Granted, we may need to do something to flag this setting on, as I don't think it should be enabled by default. Maybe adding a regex based key to the consumer does make sense so that users can whilelist the packages they want to transpile. However, we are still transpiling node_modules now anyway. Certainly up for discussion still.

Ultimately, we need to pare down what all we support in the initial implementation for sure. I want to avoid adding as much as possible to the developer guide for this support. It will also allow the work to me incremental and if someone needs something further in the future it can be discussed.

For now, this proposal to add support for using the source key in an alien package makes sense and is very minimal. We even have proof that people want it (aside from myself). It will work for both private registry packages and monorepos as it is outside the exact module system and simply supports a new entry point as defined in the alien package.

This RFC is not about adding anything to the package.json any further other than supporting the source key in the package.json.

That's not correct. The main functionality of this RFC lies in sourceDependencies which is the mechanism to specify which packages should be treated as source. As currently specified, sourceDependencies has to be present in the app's package.json AND in any source dependency's package.json that also has source dependencies ("transitive source dependencies").

Oh, my mistake. Well, I'm not opposed to that either. Though we could bikeshed the key name. I even alluded to that functionality in my last post.

Maybe adding a regex based key to the consumer does make sense so that users can whilelist the packages they want to transpile.

I suppose I just glossed over that piece when writing my response.
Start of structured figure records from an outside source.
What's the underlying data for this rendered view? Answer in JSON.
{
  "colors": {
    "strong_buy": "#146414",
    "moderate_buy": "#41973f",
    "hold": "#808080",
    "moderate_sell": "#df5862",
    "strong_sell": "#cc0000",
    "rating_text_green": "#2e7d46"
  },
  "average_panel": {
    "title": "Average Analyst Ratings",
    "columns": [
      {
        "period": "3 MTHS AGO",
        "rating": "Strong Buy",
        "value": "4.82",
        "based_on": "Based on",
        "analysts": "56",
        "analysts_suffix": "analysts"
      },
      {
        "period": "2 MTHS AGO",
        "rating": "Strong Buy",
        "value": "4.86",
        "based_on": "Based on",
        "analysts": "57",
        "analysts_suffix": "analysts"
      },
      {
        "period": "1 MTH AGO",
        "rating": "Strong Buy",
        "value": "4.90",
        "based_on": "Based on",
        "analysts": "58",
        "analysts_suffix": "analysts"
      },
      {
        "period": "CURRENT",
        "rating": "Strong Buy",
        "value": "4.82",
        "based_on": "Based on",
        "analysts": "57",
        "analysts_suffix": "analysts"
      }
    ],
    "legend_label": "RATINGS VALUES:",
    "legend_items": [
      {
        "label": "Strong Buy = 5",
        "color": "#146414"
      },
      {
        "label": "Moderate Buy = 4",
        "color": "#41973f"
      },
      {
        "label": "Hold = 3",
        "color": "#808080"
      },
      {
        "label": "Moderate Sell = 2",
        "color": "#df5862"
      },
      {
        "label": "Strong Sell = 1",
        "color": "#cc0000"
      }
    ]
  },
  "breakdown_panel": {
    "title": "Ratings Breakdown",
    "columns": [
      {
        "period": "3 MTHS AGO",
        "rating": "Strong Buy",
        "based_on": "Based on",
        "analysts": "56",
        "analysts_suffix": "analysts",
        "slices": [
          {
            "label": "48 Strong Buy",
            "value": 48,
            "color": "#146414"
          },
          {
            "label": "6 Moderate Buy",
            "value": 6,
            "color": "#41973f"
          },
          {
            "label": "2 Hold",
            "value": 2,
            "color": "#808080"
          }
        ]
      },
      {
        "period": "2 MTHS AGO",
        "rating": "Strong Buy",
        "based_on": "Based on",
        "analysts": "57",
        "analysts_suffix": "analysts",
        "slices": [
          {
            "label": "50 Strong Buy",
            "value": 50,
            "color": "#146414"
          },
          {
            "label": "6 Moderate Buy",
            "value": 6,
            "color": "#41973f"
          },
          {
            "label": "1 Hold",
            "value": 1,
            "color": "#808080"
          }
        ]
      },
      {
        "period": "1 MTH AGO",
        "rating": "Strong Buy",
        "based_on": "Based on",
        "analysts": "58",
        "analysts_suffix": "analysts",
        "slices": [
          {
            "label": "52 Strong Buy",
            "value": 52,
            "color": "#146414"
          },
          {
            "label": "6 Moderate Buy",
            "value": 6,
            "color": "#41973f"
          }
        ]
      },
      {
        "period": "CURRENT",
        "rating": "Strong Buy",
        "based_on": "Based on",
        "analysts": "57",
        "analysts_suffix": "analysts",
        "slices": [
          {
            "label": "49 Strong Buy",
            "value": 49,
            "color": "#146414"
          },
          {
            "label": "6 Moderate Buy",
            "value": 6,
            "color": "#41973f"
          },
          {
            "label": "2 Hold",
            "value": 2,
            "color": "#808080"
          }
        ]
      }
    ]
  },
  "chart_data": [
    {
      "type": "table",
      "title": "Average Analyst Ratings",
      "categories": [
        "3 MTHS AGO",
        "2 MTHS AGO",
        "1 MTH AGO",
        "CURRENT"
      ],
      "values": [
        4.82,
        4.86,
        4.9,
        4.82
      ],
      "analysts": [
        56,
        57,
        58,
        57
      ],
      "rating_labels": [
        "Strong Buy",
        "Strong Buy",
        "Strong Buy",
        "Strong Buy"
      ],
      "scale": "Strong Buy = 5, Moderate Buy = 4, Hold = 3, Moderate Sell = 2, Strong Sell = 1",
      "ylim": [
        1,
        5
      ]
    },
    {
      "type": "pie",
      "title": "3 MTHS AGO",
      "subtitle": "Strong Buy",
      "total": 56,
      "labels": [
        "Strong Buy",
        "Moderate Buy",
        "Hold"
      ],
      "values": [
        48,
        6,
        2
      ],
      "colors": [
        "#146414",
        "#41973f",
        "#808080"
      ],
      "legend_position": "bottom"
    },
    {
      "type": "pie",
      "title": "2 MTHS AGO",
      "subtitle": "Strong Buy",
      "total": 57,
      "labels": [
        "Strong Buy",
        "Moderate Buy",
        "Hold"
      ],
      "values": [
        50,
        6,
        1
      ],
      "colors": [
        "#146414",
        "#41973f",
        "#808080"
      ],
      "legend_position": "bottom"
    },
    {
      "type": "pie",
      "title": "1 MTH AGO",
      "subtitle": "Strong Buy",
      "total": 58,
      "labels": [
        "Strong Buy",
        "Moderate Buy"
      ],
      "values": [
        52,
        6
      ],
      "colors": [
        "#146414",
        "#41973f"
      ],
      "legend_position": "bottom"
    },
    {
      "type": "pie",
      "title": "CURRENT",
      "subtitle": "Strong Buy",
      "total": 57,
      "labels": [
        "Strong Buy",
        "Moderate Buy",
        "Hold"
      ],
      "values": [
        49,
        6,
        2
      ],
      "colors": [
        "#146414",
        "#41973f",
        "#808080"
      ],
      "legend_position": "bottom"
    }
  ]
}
Even still, being able to whitelist source packages isn't locked into monorepos like you've stated in your proposal.

Anyone have feedback on the sourceDependencies mechanism which is used for specifying which packages should be treated as source?

In the current proposal, each source dependency must be explicitly listed in the app's sourceDependencies and must match a dependency listed in its dependencies -- there is no support for wildcard, regex, etc in sourceDependencies.

Additionally, transitive source dependencies must be specified by the package that includes them, which is a little awkward because the dependencies then control what the app builds.

These mechanisms seem cumbersome, particularly in a monorepo -- it would be much easier to have the ability to specify the entire monorepo, or parts of it, via wildcards (like #4570) and I think that would be the most common use case.